Cette entreprise de démolition des services publics, on le voit, a un sens et une direction, planifiée de longues dates. Il s’agit pour les dirigeants économiques et politiques d’obédience conservatrice de déconstruire l’État re-distributeur de la richesse collective qui  répondait aux droits reconnus des citoyens, pour en faire, d’abord, un État vendant des services à des consommateurs, avant de devenir finalement un État facilitant la distribution des services les plus payants par des firmes privées et se gardant la portion congrue des services d’urgence.

Au bout du compte, les services offerts par l’État à partir de nos impôts diminueront tellement qu’on se rapprochera de plus en plus du modèle américain où les citoyens sont obligés de payer pour leurs services, notamment en santé, et où les plus pauvres n’ont plus accès à ces services de base faute de pouvoir se les payer. On passerait alors d’une société de droits à une société de privilèges, selon notre revenu.

La défense de nos droits, un devoir de résistance

La Coalition contre la hausse des tarifs et la privatisation des services publics propose d’autres moyens pour redonner à l’État son rôle de re-distributeur de la richesse collective et de dispensateur des services auxquels nous avons droit. (voir Contre la tarification et…p.)    Il nous revient à plus d’un titre de s’opposer à ces transformations fondamentales et de se joindre à ce vaste mouvement de résistance civique.

D’abord à titre de travailleur qui payons des impôts pour recevoir des services et qui constatent que ses redevances à l’État sont détournés par la collusion de contractants de l’État pour gonfler de façon astronomique la facture de leurs services et par la corruption de partis politiques et de politiciens qui s’en mettent plein les poches.

Ensuite, à titre d’intervenant auprès de personnes fragilisées par la vie et accablées encore plus par ces crises alimentaires, financières et économiques qui voient leur maigre revenu ne pas suffire à subvenir à leurs besoins élémentaires et à ceux de leur famille.

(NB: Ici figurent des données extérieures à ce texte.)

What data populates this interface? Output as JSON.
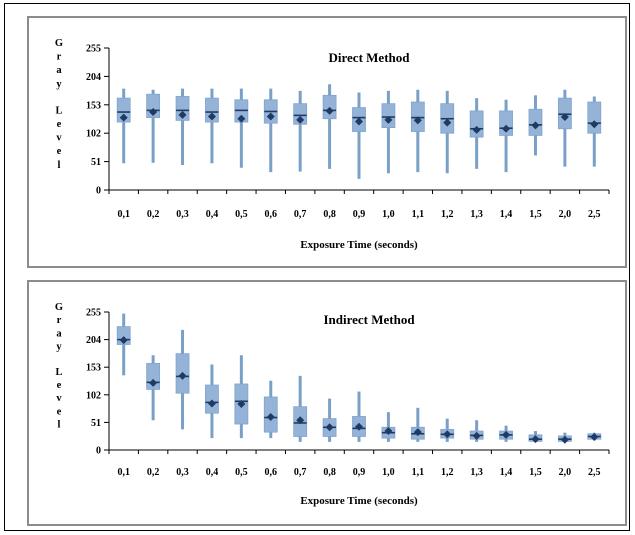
{
  "chart_data": [
    {
      "type": "box",
      "title": "Direct Method",
      "xlabel": "Exposure Time (seconds)",
      "ylabel": "Gray Level",
      "ylabel_letters": [
        "G",
        "r",
        "a",
        "y",
        "L",
        "e",
        "v",
        "e",
        "l"
      ],
      "ylim": [
        0,
        255
      ],
      "yticks": [
        "0",
        "51",
        "102",
        "153",
        "204",
        "255"
      ],
      "categories": [
        "0,1",
        "0,2",
        "0,3",
        "0,4",
        "0,5",
        "0,6",
        "0,7",
        "0,8",
        "0,9",
        "1,0",
        "1,1",
        "1,2",
        "1,3",
        "1,4",
        "1,5",
        "2,0",
        "2,5"
      ],
      "colors": {
        "box": "#95b3d7",
        "whisker": "#7aa0c8",
        "marker": "#1f3a64"
      },
      "series": [
        {
          "min": [
            48,
            49,
            45,
            48,
            40,
            32,
            33,
            38,
            20,
            30,
            32,
            30,
            38,
            32,
            62,
            42,
            42
          ],
          "q1": [
            122,
            130,
            125,
            122,
            122,
            120,
            118,
            128,
            105,
            112,
            105,
            102,
            95,
            98,
            98,
            110,
            102
          ],
          "median": [
            140,
            143,
            143,
            140,
            143,
            141,
            134,
            143,
            130,
            131,
            130,
            128,
            110,
            111,
            117,
            136,
            120
          ],
          "q3": [
            165,
            172,
            168,
            165,
            162,
            162,
            155,
            170,
            148,
            155,
            158,
            155,
            142,
            142,
            145,
            165,
            158
          ],
          "max": [
            182,
            180,
            182,
            182,
            182,
            182,
            178,
            190,
            175,
            178,
            180,
            178,
            165,
            162,
            170,
            180,
            168
          ],
          "mean": [
            130,
            140,
            135,
            132,
            128,
            132,
            126,
            142,
            123,
            126,
            125,
            121,
            108,
            110,
            116,
            131,
            118
          ]
        }
      ]
    },
    {
      "type": "box",
      "title": "Indirect Method",
      "xlabel": "Exposure Time (seconds)",
      "ylabel": "Gray Level",
      "ylabel_letters": [
        "G",
        "r",
        "a",
        "y",
        "L",
        "e",
        "v",
        "e",
        "l"
      ],
      "ylim": [
        0,
        255
      ],
      "yticks": [
        "0",
        "51",
        "102",
        "153",
        "204",
        "255"
      ],
      "categories": [
        "0,1",
        "0,2",
        "0,3",
        "0,4",
        "0,5",
        "0,6",
        "0,7",
        "0,8",
        "0,9",
        "1,0",
        "1,1",
        "1,2",
        "1,3",
        "1,4",
        "1,5",
        "2,0",
        "2,5"
      ],
      "colors": {
        "box": "#95b3d7",
        "whisker": "#7aa0c8",
        "marker": "#1f3a64"
      },
      "series": [
        {
          "min": [
            138,
            55,
            38,
            22,
            22,
            22,
            15,
            15,
            15,
            15,
            15,
            15,
            15,
            15,
            15,
            15,
            18
          ],
          "q1": [
            195,
            112,
            105,
            68,
            48,
            33,
            25,
            25,
            25,
            22,
            20,
            22,
            20,
            20,
            16,
            16,
            20
          ],
          "median": [
            204,
            125,
            136,
            88,
            90,
            60,
            50,
            42,
            40,
            32,
            30,
            29,
            27,
            28,
            20,
            20,
            25
          ],
          "q3": [
            228,
            160,
            178,
            120,
            122,
            98,
            80,
            58,
            62,
            42,
            42,
            38,
            35,
            35,
            28,
            26,
            30
          ],
          "max": [
            252,
            175,
            222,
            158,
            175,
            128,
            137,
            95,
            108,
            70,
            78,
            58,
            55,
            45,
            35,
            32,
            32
          ],
          "mean": [
            203,
            124,
            137,
            86,
            85,
            61,
            55,
            42,
            43,
            35,
            33,
            29,
            26,
            28,
            20,
            19,
            24
          ]
        }
      ]
    }
  ]
}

Solidaires de ces voisins plus pauvres qui subissent quotidiennement une situation orchestrée par les puissants de ce monde, il nous revient de leur proposer de prendre la parole et d’affirmer ensemble notre droit de recevoir un revenu décent et des services publics gratuits et universels.

Enfin, à titre de citoyen responsable de la préservation de ses droits, nous avons un devoir de résistance pour sauvegarder ces acquis hérités de nos luttes et de celles de nos parents. Ce ne sont pas nous qui sommes responsables de ces crises, mais bien ces dirigeants économiques avides de gains faramineux et faciles et ces dirigeants politiques complices de ces spéculations et détournements de fonds scandaleux.

Nous n’avons pas à payer pour leurs crises. La richesse existe, redistribuons-là.

Ne soyons pas, par notre silence, complice de cette déconstruction de l’État social. Passons aux actes!